Domaine d'Auvenay and Lefalive seems quite similar to me. To the extend that is correct your LeFlaive 02 Folatiere needs plenty of years. But, and this is key, I havent tried the Folatiere from LeFlaive.
02-26-2010 , 10:36 PM
Quote:
Originally Posted by KDawg
oink, that's actually funny timing with the Vogue Moose as I was on ebob yesterday and there was a fair amount of talk about the 95s vs 96s and the Moose was mentioned in both.

A lot of people are starting to feel that the 96s on the whole are starting to open up a bit and shed their pronounced acidity. Back in september I had a couple of Grand Crus from 96, and they were still very much in diapers for me. I've had some 96 GCs that are open, but they aren't from big time producers, and especially are the Vogue Moose.

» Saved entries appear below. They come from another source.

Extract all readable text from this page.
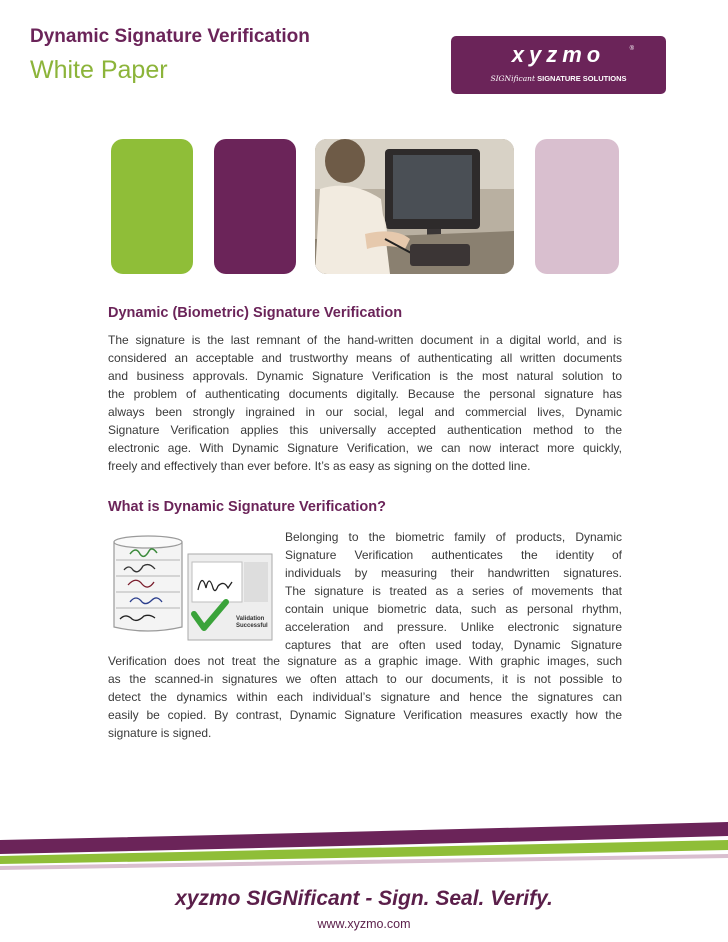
Dynamic Signature Verification
White Paper
xyzmo	®
SIGNificant SIGNATURE SOLUTIONS
Dynamic (Biometric) Signature Verification
The signature is the last remnant of the hand-written document in a digital world, and is
considered an acceptable and trustworthy means of authenticating all written documents
and business approvals. Dynamic Signature Verification is the most natural solution to
the problem of authenticating documents digitally. Because the personal signature has
always been strongly ingrained in our social, legal and commercial lives, Dynamic
Signature Verification applies this universally accepted authentication method to the
electronic age. With Dynamic Signature Verification, we can now interact more quickly,
freely and effectively than ever before. It’s as easy as signing on the dotted line.
What is Dynamic Signature Verification?
Validation
Successful
Belonging to the biometric family of products, Dynamic
Signature Verification authenticates the identity of
individuals by measuring their handwritten signatures.
The signature is treated as a series of movements that
contain unique biometric data, such as personal rhythm,
acceleration and pressure. Unlike electronic signature
captures that are often used today, Dynamic Signature
Verification does not treat the signature as a graphic image. With graphic images, such
as the scanned-in signatures we often attach to our documents, it is not possible to
detect the dynamics within each individual’s signature and hence the signatures can
easily be copied. By contrast, Dynamic Signature Verification measures exactly how the
signature is signed.
xyzmo SIGNificant - Sign. Seal. Verify.
www.xyzmo.com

Personally I'd say hold for another 5-6 years if you can only get 1 or 2 bottles, but if you can get more, then middle of next year would be a good time to open one up so that it fully hits the 15 year old mark
Awesome thanks! I phoned the importer of Vogue in Denmark and he pretty much said what you did.

By the way I could only get 1 bottle. Hence the urgency regarding the timing
02-26-2010 , 11:37 PM
bk, if there wasn't a premox problem with white burgundies, I'd say hold it for another 5 years and let it really shine. On the whole leflaive hasn't seemed to have any poxing issues, and looking at the oxidised burgs wiki space, the 02 vintage looks so far to be fine for leflaive. What I would say is this, if you have more then 2 bottles, open one up, decant it and have it with some halibut or tuna. If you have 2 or less, I'd say wait til late 2012 or early 2013 and do some praying
03-04-2010 , 12:35 AM
http://www.news.com.au/business/brea...-1225836992594

Anyone know what varietal they were using? Am curious.
03-04-2010 , 10:08 AM
they were cutting it with wine from the languedoc, so they were probably using a field blend on it along with the pinot
03-04-2010 , 10:14 AM
Wouldn't taste much like pinot imo, but to be fair the wine they were making out of actual Pinot Noir probably didn't taste much like pinot either.
03-04-2010 , 12:48 PM
Quote:
Originally Posted by ChrisV
Wouldn't taste much like pinot imo, but to be fair the wine they were making out of actual Pinot Noir probably didn't taste much like pinot either.

since when does syrah-pumped up pinot not taste like pinot. YOU TAKE THAT BACK. Haha, a lot of california pinot jokes are coming into my head right now

it was a $6 bottle at various supermarkets. what else do people really expect, especially when its gallo being involved as well. The words cheap and pinot should never be together, and when they are, well, you probably know its a steaming pile of **** for the most part
03-04-2010 , 12:53 PM
in more fun news, cellartracker launched the beta of their new site this past saturday. The new site is registered to grapestories.com right now. Its definitely different from the old site, and I'm slowly playing with things on teh site to get a feel for it. Not a fan of all of the stuff, but, its a beta. Hopefully the name gets changed back to cellartracker


here is a wine that I had on saturday night. This is the 06 of it, but the 07 should be available pretty readily for under $15:
  • 2006 Les Vignerons d'Estézargues Côtes du Rhône Domaine d'Andézon - France, Rhône, Southern Rhône, Côtes du Rhône (3/2/2010)
    nose: dark red fruits, dark cherries, some bits of spice and herbs with a touch of pepper

    taste: real good medium/full feel with tones of dark red cherries, bits of spices, pepper,and dark red fruits

    overall: Excellent feel with good medium acidity. Good body with excellent tones, this is real good and does ask for some food when drinking it (88 pts.)